Do priests draw blanks like in the theatre? When I was little I wanted to memorise
what was said at mass so that I could participate like everyone else, but I hardly ever
understood what people were mumbling. I often have this feeling that church is an
uncomfortable, cold and sad place, where you can hear the little accidents echoing
much louder, where you have to be careful, where you don't take your coat off, where
you get sleepy. At the same time, there's some kind of existential comfort. I hadn’t
listened to a mass from start to finish in over 10 years. I feel now an incredible
freedom, which I've never had before, in not having to comply with its rituals. I sat
from start to finish, I didn't say a word, I didn't make a gesture.
At a certain point, I think it's part of the Easter ritual, the priest and his troupe move into a procession formation and slowly make their way through the church. They would pass right by me. Leading the way was a girl no older than 15 and a man no older than 80. They were carrying incense burners. Behind them were the acolytes, the priests and other mysterious figures. At the end, the main priest who had celebrated mass.
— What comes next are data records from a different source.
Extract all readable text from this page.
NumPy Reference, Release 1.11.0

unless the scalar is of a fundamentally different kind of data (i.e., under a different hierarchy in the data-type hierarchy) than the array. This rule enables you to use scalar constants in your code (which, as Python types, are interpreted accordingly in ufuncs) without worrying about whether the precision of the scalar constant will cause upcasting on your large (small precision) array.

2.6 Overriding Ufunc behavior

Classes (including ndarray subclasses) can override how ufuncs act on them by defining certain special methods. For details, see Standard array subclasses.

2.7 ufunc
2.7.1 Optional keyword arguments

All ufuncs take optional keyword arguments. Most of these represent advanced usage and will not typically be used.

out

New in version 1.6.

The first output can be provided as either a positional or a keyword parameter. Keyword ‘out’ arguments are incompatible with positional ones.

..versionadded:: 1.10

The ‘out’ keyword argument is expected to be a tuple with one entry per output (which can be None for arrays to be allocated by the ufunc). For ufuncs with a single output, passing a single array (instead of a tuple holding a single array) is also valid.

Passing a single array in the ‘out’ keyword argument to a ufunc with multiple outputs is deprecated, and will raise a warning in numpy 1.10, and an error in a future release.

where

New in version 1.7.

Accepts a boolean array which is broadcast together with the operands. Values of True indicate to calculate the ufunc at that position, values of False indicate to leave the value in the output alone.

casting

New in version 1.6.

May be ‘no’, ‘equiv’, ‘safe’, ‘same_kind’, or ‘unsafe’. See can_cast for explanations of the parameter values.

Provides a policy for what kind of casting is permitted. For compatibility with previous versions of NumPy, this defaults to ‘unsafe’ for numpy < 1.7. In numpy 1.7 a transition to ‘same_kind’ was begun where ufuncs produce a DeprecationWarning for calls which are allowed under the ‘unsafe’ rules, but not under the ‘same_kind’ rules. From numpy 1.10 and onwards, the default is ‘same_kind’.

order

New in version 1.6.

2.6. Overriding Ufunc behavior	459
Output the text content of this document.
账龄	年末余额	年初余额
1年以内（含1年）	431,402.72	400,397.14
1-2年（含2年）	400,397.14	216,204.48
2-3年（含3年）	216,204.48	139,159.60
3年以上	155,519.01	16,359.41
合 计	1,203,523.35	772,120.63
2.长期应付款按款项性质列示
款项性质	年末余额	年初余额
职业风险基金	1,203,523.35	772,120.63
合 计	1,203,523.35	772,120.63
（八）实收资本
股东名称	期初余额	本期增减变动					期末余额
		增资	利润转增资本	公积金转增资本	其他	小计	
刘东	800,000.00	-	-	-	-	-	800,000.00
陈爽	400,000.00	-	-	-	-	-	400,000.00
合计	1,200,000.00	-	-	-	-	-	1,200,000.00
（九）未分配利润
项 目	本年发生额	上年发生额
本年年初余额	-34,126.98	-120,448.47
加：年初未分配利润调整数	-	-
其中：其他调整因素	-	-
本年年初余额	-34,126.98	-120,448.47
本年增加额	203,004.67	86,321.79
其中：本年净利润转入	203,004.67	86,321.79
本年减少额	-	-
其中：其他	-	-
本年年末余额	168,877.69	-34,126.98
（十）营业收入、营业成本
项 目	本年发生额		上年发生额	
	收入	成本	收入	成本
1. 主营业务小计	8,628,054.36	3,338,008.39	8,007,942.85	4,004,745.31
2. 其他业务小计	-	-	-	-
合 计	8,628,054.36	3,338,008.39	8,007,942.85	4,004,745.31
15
The image of the procession moves me so much that I can't hold back the tears. I cry
and the priest looks into my eyes and sees that I'm crying.
We stare at each other for a long time. Me and Pedro, me and the priest.
I was afraid he would want to talk to me at the end of mass, like in a film. I left first. I
didn't want to have to tell him that I didn't believe in the Catholic Church, but that I
didn't understand the power it still had over me. That I didn't understand the comfort
people felt in endlessly repeating the same words, but that I couldn't help saying them
too in my head. That I couldn't accept that the world, so difficult for so many people,
was the creation of a God of love.
Or maybe I was afraid that, in reality, he wouldn't come to me, like in the films.
Angels, demons, guilt, prayer.
Guilt.
A guilt so devastating that it can drive you mad. (Amen.)
The chronicle found me at my house, at home, in a home.
A home without fear, Pedro.
I see a man from my window.
He's painting a wall on the roof of the building in front of me.
The man painting the brick-coloured wall has been fixing that roof for over a week. He's bare-chested, sweaty, exposed. From here I can see how exposed he is, how easily he could fall. I'd say it's 50 metres to the ground, but that's probably an absurd number, I've never been able to guess distances. To reach every corner of the wall and walk on tiles, the man has to bend his body, squirm, stretch, drag the bucket, turn back to pick up the brush, wipe off the sweat, hide the strong sun with his forearm, stop to rest, go back to the beginning. His back is scalded, just his back. It’s the colour of paint. The same colour creeps onto his shorts, onto his buttocks, where he wipes his dirty hands when he stops to look at the work still to be done.
There are now two people at the windows of this building.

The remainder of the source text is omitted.